SAN FRANCISCO — Sam Altman, figure emblématique de l’intelligence artificielle et PDG d’OpenAI, tente de transformer une nécessité technique en un phénomène culturel. Son projet, le World ID, vise à prouver de manière infaillible que vous êtes bien un être humain — et non un bot ou une intelligence artificielle déguisée.

L’outil repose sur une technologie de reconnaissance faciale et irienne, déployée via un dispositif nommé l’Orb. Disponible dans certains centres commerciaux ou événements, cet appareil scanne les traits uniques de votre visage et de vos iris pour générer une credential numérique. Une alternative aux CAPTCHA, ces tests fastidieux qui, depuis près de 30 ans, servent à distinguer les humains des machines.
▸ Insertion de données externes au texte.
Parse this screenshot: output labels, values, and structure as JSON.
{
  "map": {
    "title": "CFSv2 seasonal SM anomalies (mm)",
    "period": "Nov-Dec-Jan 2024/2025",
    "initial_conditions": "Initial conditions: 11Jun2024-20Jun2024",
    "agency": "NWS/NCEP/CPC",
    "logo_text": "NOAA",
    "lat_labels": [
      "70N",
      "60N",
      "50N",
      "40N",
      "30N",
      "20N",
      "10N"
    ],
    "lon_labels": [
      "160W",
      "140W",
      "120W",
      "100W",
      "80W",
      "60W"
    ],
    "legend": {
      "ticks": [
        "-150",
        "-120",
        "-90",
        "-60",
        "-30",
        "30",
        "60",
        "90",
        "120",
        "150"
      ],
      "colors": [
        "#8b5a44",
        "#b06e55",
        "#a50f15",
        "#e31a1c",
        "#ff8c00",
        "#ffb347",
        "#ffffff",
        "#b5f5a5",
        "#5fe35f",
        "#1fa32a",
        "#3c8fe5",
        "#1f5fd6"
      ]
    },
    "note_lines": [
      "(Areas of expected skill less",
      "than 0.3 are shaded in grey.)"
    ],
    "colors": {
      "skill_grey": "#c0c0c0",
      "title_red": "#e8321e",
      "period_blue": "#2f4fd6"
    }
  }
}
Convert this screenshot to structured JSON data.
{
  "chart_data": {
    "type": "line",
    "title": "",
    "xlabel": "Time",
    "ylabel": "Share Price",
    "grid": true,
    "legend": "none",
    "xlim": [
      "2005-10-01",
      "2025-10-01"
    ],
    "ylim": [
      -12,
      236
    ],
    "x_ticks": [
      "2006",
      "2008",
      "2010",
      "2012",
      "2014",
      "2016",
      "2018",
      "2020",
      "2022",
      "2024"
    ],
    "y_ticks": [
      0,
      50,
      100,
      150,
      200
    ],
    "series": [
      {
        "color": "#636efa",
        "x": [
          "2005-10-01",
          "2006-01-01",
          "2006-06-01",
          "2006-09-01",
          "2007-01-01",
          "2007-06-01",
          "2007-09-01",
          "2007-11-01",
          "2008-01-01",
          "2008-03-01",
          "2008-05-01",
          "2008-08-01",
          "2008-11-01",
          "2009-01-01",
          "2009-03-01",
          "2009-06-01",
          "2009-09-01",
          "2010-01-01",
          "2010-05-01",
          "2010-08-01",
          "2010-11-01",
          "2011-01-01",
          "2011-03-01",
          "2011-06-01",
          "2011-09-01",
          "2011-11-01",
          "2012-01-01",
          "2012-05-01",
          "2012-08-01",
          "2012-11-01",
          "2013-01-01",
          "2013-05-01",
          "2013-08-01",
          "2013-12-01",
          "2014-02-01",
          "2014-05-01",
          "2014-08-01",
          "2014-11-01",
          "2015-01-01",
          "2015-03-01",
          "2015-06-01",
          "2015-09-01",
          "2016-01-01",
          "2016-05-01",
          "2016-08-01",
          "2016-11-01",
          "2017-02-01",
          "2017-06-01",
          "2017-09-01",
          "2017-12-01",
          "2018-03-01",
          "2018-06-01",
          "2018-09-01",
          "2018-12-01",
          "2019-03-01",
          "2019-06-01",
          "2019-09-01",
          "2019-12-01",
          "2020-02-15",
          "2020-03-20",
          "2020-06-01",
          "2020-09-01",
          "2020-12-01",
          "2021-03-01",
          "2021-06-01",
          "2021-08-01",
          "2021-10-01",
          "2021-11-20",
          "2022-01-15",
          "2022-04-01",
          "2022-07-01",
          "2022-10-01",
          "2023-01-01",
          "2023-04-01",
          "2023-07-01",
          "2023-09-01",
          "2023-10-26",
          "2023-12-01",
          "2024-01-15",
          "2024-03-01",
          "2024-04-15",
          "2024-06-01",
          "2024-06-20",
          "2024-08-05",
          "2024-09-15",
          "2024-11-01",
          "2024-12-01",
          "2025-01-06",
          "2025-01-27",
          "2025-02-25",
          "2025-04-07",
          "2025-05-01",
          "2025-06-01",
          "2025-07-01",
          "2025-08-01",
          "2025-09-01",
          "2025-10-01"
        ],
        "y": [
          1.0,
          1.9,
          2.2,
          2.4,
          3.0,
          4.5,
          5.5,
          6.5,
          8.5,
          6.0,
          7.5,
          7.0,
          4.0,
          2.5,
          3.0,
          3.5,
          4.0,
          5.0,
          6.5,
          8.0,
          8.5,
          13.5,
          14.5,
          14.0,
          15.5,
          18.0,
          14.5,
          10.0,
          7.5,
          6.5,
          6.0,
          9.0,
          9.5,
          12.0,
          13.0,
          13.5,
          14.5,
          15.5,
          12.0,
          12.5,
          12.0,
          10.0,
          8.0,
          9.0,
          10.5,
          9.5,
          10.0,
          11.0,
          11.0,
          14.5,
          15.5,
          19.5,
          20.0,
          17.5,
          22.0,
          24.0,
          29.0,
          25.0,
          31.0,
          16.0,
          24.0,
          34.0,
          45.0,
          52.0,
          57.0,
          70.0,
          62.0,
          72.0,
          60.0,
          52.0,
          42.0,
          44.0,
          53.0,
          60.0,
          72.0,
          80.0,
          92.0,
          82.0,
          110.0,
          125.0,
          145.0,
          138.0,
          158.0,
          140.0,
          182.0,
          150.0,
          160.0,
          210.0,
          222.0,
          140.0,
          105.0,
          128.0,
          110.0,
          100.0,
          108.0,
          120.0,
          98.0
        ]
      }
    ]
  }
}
Mais pourquoi une telle urgence ? Les deepfakes et les bots deviennent si sophistiqués qu’ils permettent déjà des arnaques financières massives. Selon Matthew Prince, PDG de Cloudflare, les bots pourraient même dépasser en nombre les humains sur internet dès l’année prochaine. Une perspective qui rend la vérification d’identité humaine plus cruciale que jamais.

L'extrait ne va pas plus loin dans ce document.